Both lyrically and visually «Magic Man» speaks to the constant negotiation that is the suffocating entanglement of past and present (and in some ways future) South Africa. Within the context of a bubbling, violent conservatism that draws on ideas of culture and religion to mark out some bodies as correctable, Umlilo presents himself in the video as bandaged, overlaid with grainy pixelations, the penultimate distortion – an object of other people’s perceptions.

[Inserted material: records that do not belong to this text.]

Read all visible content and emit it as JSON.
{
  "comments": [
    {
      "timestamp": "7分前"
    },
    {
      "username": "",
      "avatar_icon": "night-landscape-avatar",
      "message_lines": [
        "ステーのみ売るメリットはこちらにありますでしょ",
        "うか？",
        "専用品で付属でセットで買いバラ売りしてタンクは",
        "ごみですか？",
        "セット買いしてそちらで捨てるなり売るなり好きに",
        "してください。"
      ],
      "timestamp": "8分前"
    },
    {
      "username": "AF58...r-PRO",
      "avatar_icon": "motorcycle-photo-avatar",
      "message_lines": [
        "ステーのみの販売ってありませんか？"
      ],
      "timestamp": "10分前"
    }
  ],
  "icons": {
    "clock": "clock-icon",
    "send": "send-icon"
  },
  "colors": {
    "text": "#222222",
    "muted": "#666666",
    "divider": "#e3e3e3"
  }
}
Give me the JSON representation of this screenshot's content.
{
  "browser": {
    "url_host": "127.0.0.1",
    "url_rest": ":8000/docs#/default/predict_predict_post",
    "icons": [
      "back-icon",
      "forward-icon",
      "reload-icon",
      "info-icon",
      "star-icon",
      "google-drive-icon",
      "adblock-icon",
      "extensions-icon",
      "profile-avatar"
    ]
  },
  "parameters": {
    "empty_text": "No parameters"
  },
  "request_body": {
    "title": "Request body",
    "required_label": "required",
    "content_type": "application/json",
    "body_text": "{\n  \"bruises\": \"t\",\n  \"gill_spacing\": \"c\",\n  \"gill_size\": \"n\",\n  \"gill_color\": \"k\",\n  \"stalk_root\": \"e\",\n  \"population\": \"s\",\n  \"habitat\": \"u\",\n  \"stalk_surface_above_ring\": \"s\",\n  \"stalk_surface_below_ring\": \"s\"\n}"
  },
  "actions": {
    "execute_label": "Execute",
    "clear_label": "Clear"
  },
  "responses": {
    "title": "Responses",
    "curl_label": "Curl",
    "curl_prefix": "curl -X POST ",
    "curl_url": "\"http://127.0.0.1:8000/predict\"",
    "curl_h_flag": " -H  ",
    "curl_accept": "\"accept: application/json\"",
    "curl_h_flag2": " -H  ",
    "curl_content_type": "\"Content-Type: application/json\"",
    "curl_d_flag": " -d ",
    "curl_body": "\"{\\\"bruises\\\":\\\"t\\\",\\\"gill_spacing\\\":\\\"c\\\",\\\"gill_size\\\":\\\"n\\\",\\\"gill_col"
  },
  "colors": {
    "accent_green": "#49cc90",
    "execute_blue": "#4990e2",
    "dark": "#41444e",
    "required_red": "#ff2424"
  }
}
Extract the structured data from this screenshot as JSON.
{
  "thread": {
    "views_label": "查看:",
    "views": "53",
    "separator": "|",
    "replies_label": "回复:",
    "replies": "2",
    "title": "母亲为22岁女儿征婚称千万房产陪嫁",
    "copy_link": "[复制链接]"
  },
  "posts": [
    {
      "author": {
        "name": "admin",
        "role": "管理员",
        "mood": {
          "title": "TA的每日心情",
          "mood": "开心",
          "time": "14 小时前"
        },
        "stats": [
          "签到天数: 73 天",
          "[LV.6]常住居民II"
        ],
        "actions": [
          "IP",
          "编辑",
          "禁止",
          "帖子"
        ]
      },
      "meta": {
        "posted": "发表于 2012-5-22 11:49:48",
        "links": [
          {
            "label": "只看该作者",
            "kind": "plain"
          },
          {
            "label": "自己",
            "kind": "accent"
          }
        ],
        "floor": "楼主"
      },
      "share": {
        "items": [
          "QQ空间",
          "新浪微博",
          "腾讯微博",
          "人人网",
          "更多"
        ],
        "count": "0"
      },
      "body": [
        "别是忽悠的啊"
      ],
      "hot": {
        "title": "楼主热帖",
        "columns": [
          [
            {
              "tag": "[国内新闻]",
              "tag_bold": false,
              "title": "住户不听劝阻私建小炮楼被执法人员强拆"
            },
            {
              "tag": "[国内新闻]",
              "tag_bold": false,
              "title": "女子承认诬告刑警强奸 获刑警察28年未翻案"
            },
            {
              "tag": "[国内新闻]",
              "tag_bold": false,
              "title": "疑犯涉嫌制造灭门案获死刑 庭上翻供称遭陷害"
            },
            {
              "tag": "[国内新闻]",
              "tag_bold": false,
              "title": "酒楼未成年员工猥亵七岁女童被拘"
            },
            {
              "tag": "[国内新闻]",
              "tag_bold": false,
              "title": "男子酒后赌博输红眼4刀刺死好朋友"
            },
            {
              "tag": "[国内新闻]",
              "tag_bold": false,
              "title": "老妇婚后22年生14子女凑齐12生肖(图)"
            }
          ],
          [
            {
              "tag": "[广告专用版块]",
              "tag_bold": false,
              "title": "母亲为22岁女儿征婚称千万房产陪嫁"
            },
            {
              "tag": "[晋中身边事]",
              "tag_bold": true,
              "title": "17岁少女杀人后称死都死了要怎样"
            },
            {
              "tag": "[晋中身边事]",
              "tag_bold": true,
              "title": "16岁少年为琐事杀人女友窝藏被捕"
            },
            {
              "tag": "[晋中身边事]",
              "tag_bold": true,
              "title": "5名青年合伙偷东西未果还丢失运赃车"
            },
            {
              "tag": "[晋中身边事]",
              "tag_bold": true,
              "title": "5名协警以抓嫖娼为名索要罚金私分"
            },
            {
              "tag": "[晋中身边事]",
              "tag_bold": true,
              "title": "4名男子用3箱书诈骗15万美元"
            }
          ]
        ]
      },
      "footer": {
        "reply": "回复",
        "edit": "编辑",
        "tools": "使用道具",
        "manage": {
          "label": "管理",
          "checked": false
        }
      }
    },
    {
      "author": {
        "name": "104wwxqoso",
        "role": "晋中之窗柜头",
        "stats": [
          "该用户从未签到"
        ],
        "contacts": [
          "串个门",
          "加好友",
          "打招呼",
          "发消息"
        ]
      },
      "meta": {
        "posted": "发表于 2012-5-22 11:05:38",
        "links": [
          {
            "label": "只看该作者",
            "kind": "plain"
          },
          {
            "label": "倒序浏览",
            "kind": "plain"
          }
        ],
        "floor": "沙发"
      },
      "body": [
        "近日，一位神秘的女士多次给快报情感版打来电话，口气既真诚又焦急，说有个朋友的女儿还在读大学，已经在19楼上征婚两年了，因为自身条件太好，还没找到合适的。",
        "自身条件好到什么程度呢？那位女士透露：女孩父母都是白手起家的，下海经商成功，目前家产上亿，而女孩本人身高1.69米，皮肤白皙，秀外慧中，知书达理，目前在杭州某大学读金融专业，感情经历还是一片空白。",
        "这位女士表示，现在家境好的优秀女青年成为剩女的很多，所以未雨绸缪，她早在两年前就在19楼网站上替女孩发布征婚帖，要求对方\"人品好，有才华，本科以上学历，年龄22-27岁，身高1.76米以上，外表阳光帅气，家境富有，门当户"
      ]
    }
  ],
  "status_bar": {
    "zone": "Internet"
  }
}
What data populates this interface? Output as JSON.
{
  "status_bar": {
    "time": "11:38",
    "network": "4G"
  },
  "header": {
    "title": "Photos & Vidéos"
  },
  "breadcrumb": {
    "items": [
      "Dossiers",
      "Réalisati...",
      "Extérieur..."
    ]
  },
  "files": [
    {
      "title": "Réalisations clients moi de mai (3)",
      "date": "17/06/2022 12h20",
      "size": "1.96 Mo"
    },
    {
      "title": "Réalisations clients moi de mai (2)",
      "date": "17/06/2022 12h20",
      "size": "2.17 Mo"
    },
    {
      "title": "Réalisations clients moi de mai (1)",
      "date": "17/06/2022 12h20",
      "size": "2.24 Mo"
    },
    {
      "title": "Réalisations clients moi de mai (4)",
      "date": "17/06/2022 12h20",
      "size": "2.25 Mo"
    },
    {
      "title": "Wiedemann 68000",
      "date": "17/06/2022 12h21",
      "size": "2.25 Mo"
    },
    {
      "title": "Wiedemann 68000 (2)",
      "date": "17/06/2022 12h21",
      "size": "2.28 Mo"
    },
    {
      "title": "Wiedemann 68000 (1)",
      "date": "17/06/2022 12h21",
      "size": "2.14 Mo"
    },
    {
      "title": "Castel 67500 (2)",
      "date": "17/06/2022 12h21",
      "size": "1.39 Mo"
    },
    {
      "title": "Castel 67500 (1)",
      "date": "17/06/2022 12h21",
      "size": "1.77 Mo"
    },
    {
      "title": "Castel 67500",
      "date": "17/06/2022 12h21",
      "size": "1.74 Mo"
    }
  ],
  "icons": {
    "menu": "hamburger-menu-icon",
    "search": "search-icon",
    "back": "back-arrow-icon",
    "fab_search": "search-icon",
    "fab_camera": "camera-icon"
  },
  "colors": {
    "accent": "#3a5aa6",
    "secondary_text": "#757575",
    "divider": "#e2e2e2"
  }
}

The white paint around his neck is a visual cue for struggle, at once taking on the look of a choker that seems to threaten to actually consume his androgynous body, while also playing with symbols of adornment in traditional Xhosa rituals of masculinity. It also raises the question that has dominated the South African imaginary for centuries – the question of race. The white hands, the white choker, the white disease, what it is to be told that what you are is not of this place but of some other, far off, and vast modern colonial nowhere: «The West».
Glass houses must have glass ceilings – entering them is a precarious business. The «mainstream road», by its own volition, can only go so far. The very strictures it has established for itself – religion, race and fixed identity – are also the keys to its undoing. Magic Man, remaining on the outskirts, never has to worry about the glass ceiling or about a way of life that necessitates foreclosure, and that’s why the monstrousness in the video is so encapsulating.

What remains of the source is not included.